SINGARAJA – Gugatan krama Desa Pakraman Dharmajati, Desa Tukadmungga, Buleleng, kandas. Gugatan yang didaftarkan di Pengadilan Negeri (PN) Singaraja itu, diputus niet ontvankelijke verklaard (NO) atau tidak dapat diterima.
ehingga permasalahan sengketa itu pun kembali ke titik awal. Putusan itu dibacakan pada sidang terbuka di Ruang Sidang Cakra PN Singaraja, pagi kemarin (23/10).
Sidang dipimpin Ketua Majelis Hakim Anak Agung Sagung Yuni Wulantrisna, dengan hakim anggota I Gede Karang Anggayasa serta Anak Agung Ayu Merta Dewi.
Ratusan krama Desa Pakraman Dharmajati pun mengawal pembacaan sidang putusan tersebut. Kehadiran para krama di PN Singaraja, mendapat pengawalan ketat dari aparat kepolisian.
Dalam putusan tersebut, majelis hakim menyatakan mengabulkan eksepsi yang diajukan Wayan Angker selaku tergugat.
Sebab, syarat-syarat formal untuk mengajukan gugatan, belum dapat dipenuhi oleh Desa Pakraman Dharmajati selaku penggugat.
“Mengabulkan eksepsi tergugat konversi/penggugat dekonversi untuk seluruhnya, dalam pokok perkara menyatakan para penggugat konversi/tergugat dekonversi tidak dapat diterima.
Menghukum para penggugat konversi/para tergugat dekonversi membayar seluruh biaya yang timbul dalam perkara ini sejumlah Rp 1.791.000,” ujar Ketua Majelis Hakim Yuni Wulantrisna.
Humas PN Singaraja I Nyoman Dipa Rudiana yang ditemui terpisah menjelaskan, majelis hakim mengambil putusan niet ontvankelijke verklaard terhadap gugatan yang didaftarkan Desa Pakraman Dharmajati.
Penyebabnya sejumlah syarat formal belum bisa dipenuhi.

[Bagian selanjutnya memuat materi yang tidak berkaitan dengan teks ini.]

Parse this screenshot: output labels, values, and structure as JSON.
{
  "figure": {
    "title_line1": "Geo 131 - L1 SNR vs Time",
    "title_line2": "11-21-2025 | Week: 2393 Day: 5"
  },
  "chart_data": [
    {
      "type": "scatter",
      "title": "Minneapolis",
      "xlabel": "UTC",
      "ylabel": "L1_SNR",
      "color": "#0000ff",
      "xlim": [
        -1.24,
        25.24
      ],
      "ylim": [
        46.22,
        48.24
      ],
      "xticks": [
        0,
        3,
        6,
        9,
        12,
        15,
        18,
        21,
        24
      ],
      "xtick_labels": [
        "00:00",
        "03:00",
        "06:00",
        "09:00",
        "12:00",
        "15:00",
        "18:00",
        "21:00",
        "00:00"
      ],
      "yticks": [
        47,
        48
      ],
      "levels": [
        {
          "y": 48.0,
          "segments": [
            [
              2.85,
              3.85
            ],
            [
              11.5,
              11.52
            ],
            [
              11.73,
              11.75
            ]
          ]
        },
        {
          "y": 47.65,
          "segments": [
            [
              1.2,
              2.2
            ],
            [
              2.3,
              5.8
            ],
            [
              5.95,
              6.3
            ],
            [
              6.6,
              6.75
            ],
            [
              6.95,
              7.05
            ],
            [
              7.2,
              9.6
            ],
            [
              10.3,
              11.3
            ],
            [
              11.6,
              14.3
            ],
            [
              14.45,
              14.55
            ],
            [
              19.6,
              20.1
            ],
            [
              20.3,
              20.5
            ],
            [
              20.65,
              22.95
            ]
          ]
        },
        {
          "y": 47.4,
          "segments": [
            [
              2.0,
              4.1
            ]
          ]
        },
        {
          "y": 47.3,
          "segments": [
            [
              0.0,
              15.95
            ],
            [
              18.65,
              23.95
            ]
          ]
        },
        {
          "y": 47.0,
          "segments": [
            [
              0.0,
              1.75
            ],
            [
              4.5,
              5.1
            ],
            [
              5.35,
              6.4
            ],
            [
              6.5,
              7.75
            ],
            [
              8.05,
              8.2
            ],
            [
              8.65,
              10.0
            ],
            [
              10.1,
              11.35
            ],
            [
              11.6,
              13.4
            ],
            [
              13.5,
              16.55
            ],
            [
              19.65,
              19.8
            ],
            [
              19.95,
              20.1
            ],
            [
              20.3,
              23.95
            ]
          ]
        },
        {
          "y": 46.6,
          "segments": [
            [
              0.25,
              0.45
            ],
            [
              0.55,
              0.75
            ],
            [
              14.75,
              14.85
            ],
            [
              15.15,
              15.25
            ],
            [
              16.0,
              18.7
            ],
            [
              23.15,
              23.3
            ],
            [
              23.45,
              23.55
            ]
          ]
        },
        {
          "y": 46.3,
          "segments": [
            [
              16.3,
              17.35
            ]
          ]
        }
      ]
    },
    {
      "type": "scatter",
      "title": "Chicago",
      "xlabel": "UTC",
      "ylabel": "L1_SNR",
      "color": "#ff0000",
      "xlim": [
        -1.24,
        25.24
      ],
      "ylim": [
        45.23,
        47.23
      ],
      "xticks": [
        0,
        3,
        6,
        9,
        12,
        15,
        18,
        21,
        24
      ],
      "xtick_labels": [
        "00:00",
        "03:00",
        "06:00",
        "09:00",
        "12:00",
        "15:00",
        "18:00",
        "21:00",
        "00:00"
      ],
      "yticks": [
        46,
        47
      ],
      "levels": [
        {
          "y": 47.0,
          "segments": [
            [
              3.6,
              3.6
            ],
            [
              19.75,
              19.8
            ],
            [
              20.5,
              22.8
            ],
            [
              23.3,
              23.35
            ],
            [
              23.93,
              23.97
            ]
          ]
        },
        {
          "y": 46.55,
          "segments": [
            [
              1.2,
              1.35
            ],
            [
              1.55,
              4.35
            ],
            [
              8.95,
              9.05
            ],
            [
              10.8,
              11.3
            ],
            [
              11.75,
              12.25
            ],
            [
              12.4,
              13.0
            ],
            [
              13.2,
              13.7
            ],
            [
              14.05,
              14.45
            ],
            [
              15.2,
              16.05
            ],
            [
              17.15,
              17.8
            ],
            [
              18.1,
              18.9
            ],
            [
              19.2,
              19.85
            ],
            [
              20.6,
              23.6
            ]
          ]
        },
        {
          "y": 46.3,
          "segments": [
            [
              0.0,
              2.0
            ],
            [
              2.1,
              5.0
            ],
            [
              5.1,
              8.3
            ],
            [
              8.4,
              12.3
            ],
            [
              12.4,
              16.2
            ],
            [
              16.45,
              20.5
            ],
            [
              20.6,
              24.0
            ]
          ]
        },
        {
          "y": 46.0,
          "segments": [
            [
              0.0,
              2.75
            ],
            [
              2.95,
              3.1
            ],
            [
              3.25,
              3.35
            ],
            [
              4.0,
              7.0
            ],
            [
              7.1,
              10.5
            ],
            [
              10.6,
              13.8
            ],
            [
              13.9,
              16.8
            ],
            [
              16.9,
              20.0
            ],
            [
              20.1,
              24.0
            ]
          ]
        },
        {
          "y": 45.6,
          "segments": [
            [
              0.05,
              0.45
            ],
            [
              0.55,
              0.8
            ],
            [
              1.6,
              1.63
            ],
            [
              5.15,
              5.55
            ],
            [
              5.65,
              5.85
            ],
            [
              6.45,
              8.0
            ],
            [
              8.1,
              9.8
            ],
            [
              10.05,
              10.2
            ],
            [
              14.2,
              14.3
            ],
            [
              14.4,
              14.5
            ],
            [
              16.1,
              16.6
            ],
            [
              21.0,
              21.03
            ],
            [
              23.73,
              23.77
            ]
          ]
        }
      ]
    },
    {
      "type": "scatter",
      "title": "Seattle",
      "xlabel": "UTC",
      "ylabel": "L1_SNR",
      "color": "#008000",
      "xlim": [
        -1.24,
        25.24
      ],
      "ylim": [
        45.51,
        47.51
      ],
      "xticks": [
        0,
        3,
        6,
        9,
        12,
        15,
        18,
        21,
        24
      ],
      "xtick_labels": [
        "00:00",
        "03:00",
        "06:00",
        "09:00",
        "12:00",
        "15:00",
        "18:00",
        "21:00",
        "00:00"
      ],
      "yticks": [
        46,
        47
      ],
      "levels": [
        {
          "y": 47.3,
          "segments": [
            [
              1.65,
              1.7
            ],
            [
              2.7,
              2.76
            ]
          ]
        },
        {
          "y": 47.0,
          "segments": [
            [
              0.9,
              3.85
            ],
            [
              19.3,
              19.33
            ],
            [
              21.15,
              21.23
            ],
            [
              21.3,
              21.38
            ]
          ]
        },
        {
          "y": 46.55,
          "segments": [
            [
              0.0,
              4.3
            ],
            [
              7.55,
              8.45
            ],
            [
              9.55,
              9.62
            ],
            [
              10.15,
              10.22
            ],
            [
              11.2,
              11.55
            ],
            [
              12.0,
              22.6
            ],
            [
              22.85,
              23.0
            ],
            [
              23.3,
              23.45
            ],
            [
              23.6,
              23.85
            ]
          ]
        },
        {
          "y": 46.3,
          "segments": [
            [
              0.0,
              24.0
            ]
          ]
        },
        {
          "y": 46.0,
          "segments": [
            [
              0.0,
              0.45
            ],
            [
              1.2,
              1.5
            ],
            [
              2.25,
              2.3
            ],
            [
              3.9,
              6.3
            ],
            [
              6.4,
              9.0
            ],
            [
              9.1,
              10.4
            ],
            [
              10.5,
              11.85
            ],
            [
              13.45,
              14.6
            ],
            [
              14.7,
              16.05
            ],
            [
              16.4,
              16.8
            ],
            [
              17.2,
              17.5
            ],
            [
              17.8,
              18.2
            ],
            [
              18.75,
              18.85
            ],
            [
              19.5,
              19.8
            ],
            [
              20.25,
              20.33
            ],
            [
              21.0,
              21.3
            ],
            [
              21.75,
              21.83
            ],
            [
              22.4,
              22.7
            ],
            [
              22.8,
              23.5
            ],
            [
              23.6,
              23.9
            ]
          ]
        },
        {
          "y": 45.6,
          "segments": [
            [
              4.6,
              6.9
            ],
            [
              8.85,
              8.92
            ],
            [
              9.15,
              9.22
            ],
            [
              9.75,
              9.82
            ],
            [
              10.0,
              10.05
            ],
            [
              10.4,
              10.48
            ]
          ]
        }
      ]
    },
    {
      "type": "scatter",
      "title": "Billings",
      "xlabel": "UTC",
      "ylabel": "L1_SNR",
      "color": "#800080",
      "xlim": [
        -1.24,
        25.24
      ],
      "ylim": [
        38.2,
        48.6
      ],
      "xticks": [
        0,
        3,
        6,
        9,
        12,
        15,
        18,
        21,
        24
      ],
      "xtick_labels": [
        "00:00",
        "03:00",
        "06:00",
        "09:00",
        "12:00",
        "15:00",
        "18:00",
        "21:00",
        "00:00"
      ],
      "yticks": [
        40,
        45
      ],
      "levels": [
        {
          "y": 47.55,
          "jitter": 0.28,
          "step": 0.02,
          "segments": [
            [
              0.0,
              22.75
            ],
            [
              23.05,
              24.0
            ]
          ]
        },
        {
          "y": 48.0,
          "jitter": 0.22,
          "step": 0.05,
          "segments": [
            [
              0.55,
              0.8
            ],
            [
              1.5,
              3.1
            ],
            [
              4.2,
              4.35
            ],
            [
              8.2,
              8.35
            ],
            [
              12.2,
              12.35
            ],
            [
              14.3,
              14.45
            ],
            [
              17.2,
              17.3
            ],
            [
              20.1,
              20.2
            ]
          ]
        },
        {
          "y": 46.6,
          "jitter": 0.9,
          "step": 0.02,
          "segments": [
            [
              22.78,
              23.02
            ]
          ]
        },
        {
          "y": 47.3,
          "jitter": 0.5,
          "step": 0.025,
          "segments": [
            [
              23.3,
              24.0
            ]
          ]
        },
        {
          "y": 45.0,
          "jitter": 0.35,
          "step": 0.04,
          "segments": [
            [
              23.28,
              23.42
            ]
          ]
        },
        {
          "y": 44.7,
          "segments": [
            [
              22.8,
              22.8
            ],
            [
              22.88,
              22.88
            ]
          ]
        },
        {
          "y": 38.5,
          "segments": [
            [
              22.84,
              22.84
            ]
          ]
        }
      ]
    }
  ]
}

Syarat formal yang dimaksud yakni luas tanah, bentuk tanah, maupun batas-batasnya.
“Ini kan perkara tanah, jadi syarat formalnya harus jelas. Baik luas, bentuk, maupun batasnya. Kalau dalam perkara itu kan penggugat dalilnya objek sengketa berbentuk persegi panjang,
sedangkan tergugat bentuknya segitiga. Saat hakim melakukan pemeriksaan setempat, dalil yang diajukan penggugat berbeda dengan sertifikat yang secara formal telah terbit,” jelasnya.
Dengan putusan tersebut, Dipa mengatakan, belum ada pihak yang dinyatakan menang atau kalah dalam perkara tersebut.
“Jadi perkara ini masih seperti semula, seperti awal. Tidak ada yang menang maupun kalah,” tegasnya.
Sementara itu Kuasa Hukum krama Desa Pakraman Dharmajati, Ketut Suartana mengatakan, pihaknya masih pikir-pikir terhadap putusan tersebut.
“Peluangnya ada dua, kami ajukan gugatan ulang atau banding. Kami akan tunggu paruman dulu,” kata Suartana.
Sementara itu kuasa hukum tergugat Wayan Angker, Ngurah Sentanu mengatakan, pihaknya hanya isa bersifat pasif dalam perkara perdata itu.
“Kami sifatnya hanya pasif. Menurut kami, (putusan) itu sudah pertimbangan yang cukup jelas dari majelis hakim. Kami sekarang hanya menunggu saja, bagaimana nanti dari penggugat,” ujarnya.
Sekadar diketahui, sengketa lahan adat di Desa Pakraman Dharmajati telah berlangsung bergulir sejak 2017 lalu.
Lahan dengan status pelaba pura desa seluas 13 are, ternyata disertifikatkan oleh Wayan Angker pada 2001 silam.
Krama baru mengetahui lahan itu dikuasai perorangan, setelah Wayan Angker melakukan pemagaran pada penghujung 2017 lalu. Krama pun meradang dan meminta agar lahan itu dikembalikan pada adat sesuai dengan peruntukannya.
Proses mediasi sudah beberapa kali dilakukan, namun mentok. Wayan Angker tetap menyatakan lahan tersebut sebagai miliknya.
Angker justru menawarkan tukar guling dengan lahan miliknya yang ada di Desa Tegallinggah. Krama menolak mengingat lahan yang kini menjadi objek sengketa, digunakan untuk kegiatan melasti. Desa adat melalui kuasa hukumnya kemudian mengajukan gugatan perdata ke Pengadilan Negeri Singaraja.